Sorry to interrupt, but isn't it more apt to just mention that GPU7 has a tessellator? and will almost certainly be using it for tessellation, and is likely based on AT LEAST R700's Gen 2 AMD tessellator if not a Gen 3 (enabling DX11 tessellation hardware compatability?)
Okay, I'll spell this out a bit differently.
Tessellation in the modern graphics sense (whether it's carried out on a tessellator or in software or by hand or whatever) refers to taking a polygon and breaking it up into more polygons.
The Legend of Zelda: The Wind Waker does not use tessellation in this sense of the word.
The language that led people to believe that Wind Waker had tessellation was a reference to a "tessellated water plane." However, this was misinterpreted. The reference to a "tessellated water plane" uses a mathematical definition of "tessellation" which basically refers to any representation of something with a mesh of polygons. The "tessellated water plane" is just a surface made up of a large number of polygons. There is no "tessellation" operation happening on the geometry. The water plane was not created by having a processor on the Gamecube take a plane and break it up in real-time. "Tessellated water plane" just refers to the fact that the water plane happens to be made up of a bunch of polygons.
I mean it is great to learn about this stuff, although I believe coldblooder mentioned this pages back with pictures from the game (wind waker) showing it in action but it is sort of just treading on old topics, eating up space in the discussion of course I've brought up the power efficiency stuff in the past but it seems we are back to 8GFLOPs per watt, which is something I feel is because that sort of thing is being over looked and needs to be pointed out again.
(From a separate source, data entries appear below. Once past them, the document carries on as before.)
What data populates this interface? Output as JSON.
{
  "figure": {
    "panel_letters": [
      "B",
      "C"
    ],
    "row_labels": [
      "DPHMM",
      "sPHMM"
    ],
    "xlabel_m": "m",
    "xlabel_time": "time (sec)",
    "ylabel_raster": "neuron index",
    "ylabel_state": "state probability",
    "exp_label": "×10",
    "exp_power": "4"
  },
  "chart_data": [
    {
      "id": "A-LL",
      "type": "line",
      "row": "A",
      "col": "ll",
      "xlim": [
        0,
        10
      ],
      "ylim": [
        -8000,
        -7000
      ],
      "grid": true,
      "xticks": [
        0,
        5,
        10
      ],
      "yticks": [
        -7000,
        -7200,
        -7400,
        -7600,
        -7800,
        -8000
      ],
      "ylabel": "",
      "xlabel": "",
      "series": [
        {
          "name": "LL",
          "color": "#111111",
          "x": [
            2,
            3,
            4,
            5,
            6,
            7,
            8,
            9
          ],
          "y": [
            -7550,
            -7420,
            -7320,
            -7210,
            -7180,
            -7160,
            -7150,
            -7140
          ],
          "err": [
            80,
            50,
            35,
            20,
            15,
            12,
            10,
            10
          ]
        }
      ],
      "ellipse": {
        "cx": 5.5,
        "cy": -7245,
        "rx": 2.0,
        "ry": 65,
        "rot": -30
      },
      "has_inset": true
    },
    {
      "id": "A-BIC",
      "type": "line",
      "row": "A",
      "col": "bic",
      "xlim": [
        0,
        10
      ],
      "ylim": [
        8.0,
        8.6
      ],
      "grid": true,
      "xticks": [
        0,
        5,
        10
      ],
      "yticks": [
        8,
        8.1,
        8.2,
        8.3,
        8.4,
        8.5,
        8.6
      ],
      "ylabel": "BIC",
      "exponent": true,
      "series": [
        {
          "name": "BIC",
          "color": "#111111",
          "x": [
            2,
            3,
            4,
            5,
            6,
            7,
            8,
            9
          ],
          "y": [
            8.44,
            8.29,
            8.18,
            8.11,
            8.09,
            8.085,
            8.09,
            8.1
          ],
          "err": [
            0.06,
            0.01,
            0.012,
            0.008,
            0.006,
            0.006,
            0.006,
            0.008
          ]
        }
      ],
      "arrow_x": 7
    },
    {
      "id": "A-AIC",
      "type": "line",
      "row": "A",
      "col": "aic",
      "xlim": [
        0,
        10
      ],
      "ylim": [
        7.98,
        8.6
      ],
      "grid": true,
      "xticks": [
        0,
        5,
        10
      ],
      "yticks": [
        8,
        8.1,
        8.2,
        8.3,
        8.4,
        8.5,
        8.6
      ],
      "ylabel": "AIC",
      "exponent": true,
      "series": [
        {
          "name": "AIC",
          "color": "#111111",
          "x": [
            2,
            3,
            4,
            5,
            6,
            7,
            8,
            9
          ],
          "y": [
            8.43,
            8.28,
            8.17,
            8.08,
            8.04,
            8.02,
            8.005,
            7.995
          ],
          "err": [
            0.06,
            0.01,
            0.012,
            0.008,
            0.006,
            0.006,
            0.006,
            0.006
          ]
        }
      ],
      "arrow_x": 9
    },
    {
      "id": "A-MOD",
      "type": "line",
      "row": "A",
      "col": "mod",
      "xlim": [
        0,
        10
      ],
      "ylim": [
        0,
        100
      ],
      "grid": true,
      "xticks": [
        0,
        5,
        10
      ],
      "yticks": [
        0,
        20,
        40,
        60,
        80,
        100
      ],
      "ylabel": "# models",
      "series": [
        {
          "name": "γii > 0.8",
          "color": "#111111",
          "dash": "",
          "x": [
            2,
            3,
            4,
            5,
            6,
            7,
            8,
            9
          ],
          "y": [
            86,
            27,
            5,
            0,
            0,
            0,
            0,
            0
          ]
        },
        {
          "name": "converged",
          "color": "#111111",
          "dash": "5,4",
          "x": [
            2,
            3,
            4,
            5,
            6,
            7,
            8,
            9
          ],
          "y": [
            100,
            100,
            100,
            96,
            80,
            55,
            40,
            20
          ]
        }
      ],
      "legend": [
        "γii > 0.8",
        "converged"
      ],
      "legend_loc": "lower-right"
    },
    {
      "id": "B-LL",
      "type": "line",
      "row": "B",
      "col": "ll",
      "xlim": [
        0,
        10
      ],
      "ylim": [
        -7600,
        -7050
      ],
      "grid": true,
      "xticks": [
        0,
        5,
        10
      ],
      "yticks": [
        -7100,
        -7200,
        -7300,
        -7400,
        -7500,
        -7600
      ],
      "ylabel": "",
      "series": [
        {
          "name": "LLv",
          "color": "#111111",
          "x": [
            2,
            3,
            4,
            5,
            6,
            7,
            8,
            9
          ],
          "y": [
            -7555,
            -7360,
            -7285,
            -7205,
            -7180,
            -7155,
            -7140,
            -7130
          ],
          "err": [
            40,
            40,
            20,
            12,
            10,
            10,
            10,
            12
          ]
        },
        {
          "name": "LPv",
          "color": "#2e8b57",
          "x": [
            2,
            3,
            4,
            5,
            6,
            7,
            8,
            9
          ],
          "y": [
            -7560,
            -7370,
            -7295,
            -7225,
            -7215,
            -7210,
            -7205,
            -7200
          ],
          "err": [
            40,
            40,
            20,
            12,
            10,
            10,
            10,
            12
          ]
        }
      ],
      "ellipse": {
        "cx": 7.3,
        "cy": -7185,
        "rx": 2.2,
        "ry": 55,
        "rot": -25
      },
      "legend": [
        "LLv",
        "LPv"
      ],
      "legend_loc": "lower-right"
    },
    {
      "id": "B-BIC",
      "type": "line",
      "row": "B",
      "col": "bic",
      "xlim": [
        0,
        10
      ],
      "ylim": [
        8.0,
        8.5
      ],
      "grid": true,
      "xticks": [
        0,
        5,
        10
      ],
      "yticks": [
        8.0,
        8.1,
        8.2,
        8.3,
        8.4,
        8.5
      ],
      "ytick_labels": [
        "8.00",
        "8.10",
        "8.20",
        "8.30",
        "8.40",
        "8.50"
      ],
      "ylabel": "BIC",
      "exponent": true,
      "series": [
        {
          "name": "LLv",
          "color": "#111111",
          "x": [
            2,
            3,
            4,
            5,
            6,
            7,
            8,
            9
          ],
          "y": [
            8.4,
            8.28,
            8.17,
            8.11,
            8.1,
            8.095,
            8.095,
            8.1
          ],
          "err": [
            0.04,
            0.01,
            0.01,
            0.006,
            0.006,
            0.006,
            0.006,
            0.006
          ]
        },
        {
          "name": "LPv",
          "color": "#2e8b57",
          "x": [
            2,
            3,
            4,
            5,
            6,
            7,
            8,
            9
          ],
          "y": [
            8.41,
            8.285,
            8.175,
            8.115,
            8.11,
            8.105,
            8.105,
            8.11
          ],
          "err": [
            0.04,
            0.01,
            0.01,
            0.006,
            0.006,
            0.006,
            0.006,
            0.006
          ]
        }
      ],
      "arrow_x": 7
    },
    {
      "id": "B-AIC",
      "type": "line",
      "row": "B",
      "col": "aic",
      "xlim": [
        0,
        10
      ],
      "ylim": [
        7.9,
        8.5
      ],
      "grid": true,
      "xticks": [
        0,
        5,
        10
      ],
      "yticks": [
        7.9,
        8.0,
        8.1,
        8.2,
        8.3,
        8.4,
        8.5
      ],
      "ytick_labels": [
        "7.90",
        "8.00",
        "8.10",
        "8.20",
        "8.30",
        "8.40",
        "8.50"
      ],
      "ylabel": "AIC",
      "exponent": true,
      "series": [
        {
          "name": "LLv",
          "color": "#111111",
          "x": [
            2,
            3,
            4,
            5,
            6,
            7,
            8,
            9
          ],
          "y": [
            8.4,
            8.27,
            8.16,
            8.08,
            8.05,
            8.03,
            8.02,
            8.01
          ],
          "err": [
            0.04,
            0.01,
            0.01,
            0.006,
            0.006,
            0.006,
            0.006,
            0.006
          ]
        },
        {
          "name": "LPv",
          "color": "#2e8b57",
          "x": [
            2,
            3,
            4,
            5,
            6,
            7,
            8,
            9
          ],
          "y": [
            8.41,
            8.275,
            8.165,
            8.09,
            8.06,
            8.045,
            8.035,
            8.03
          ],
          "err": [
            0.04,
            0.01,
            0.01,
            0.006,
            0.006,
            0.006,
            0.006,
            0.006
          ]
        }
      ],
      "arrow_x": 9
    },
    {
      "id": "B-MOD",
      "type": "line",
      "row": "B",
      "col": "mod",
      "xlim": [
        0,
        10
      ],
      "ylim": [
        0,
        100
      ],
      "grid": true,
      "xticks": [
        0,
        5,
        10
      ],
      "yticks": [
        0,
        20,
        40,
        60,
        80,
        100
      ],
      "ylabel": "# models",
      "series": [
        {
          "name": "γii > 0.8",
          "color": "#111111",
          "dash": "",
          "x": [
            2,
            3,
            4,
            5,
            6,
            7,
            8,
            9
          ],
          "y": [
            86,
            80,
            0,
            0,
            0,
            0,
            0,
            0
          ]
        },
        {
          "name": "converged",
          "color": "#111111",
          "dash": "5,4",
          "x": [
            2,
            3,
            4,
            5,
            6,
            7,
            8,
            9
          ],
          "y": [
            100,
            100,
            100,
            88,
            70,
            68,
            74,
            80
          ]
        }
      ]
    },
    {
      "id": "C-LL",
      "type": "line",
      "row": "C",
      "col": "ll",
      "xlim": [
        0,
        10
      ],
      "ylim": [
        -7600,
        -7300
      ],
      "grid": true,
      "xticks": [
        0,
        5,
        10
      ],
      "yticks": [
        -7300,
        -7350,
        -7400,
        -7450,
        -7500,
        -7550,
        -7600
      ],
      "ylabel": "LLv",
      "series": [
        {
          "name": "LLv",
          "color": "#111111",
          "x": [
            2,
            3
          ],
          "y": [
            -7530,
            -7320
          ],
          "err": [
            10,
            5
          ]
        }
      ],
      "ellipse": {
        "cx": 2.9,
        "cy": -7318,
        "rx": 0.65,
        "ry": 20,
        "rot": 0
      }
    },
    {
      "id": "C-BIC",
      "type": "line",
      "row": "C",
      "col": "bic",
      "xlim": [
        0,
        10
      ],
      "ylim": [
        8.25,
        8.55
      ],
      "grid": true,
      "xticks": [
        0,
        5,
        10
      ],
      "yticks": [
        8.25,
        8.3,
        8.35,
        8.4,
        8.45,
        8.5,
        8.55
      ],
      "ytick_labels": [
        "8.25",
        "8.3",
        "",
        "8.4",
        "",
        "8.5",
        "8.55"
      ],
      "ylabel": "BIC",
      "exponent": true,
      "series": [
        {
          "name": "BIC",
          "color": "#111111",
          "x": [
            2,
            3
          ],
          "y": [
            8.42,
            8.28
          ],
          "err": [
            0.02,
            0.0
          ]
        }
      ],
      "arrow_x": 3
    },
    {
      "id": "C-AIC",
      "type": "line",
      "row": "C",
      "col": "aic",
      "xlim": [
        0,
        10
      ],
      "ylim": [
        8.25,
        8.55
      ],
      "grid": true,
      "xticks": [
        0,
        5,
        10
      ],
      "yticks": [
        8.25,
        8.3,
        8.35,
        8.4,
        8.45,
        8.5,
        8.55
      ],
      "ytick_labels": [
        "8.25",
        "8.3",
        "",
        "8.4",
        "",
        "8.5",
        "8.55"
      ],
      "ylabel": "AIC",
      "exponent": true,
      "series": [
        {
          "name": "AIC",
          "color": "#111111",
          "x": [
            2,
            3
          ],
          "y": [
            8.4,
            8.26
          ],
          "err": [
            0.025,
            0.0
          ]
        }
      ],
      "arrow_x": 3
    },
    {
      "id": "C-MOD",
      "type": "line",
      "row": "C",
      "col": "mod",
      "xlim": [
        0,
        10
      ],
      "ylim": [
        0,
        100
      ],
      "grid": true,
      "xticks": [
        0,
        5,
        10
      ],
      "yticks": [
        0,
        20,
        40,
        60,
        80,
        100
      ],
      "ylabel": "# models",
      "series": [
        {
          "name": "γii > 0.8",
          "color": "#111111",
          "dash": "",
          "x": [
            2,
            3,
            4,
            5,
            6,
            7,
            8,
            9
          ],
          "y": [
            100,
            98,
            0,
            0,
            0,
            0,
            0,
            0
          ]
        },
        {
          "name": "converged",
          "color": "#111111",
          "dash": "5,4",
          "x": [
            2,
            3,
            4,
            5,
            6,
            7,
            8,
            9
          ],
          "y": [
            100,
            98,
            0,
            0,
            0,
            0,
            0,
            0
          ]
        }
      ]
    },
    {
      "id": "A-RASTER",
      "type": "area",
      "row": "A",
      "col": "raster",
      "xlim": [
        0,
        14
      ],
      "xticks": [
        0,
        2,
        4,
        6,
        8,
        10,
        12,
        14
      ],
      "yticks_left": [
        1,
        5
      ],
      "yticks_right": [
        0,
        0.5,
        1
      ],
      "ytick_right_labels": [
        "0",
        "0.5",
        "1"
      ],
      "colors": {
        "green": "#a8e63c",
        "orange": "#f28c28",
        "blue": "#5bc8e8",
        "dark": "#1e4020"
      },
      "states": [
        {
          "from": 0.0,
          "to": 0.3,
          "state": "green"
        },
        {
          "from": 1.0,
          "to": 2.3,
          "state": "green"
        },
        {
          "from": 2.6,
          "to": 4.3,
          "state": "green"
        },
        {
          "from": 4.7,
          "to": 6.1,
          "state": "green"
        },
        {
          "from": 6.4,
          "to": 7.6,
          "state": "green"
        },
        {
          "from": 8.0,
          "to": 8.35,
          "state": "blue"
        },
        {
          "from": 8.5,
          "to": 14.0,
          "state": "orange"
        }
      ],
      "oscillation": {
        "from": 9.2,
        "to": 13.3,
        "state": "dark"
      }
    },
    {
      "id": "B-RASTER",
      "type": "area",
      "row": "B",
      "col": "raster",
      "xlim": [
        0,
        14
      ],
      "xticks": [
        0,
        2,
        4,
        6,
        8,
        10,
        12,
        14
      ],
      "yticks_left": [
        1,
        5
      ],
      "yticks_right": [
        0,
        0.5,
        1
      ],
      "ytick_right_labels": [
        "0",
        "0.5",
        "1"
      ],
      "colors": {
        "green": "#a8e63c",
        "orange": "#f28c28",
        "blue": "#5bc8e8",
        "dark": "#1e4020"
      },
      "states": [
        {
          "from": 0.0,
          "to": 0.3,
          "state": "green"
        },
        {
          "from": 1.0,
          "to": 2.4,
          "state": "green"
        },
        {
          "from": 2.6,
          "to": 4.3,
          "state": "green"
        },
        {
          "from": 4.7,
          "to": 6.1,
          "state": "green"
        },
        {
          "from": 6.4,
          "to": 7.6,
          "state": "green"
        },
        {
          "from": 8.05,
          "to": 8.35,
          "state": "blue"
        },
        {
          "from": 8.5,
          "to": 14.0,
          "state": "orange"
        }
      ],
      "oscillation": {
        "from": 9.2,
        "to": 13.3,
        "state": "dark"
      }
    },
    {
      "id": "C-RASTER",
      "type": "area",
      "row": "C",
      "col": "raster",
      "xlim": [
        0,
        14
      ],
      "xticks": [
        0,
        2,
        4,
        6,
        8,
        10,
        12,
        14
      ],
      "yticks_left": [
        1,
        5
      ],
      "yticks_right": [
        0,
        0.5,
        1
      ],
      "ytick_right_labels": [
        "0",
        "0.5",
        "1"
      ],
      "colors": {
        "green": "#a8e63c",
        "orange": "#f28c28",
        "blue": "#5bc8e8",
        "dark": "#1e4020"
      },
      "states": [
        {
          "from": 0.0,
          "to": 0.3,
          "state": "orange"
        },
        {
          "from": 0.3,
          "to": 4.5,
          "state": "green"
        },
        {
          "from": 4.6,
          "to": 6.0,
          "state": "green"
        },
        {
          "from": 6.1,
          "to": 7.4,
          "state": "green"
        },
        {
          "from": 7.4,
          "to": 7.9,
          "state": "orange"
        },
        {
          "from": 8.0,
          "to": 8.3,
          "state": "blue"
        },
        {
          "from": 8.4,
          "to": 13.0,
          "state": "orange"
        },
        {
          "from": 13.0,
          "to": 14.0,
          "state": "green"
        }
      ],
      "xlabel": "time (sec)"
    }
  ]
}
fourth storm: I read your theory again, it does answer why the Shader blocks would be so big and if the ALUs are individually larger the entire chip might be sucking down more wattage. In this case you might be right, obviously my post above was directed at the idea of 160ALU GPU sucking down too much power, this however could make sense. We really wouldn't know, but a question I have is that having 160 ALUs still limits the polygon count however that was before taking into account the TEV modifications, are you suggesting that somehow it is getting close to the 500million polygons that 360's Xenos can perform? or maybe you think however GCN produces twice the polygons per clock is being done here? I find that a pretty big bottle neck because obviously porting 360 games might not require a 500 million polygon count, but the less you have available from that number, the harder it is going to be thanks to all the other work the chip has to perform.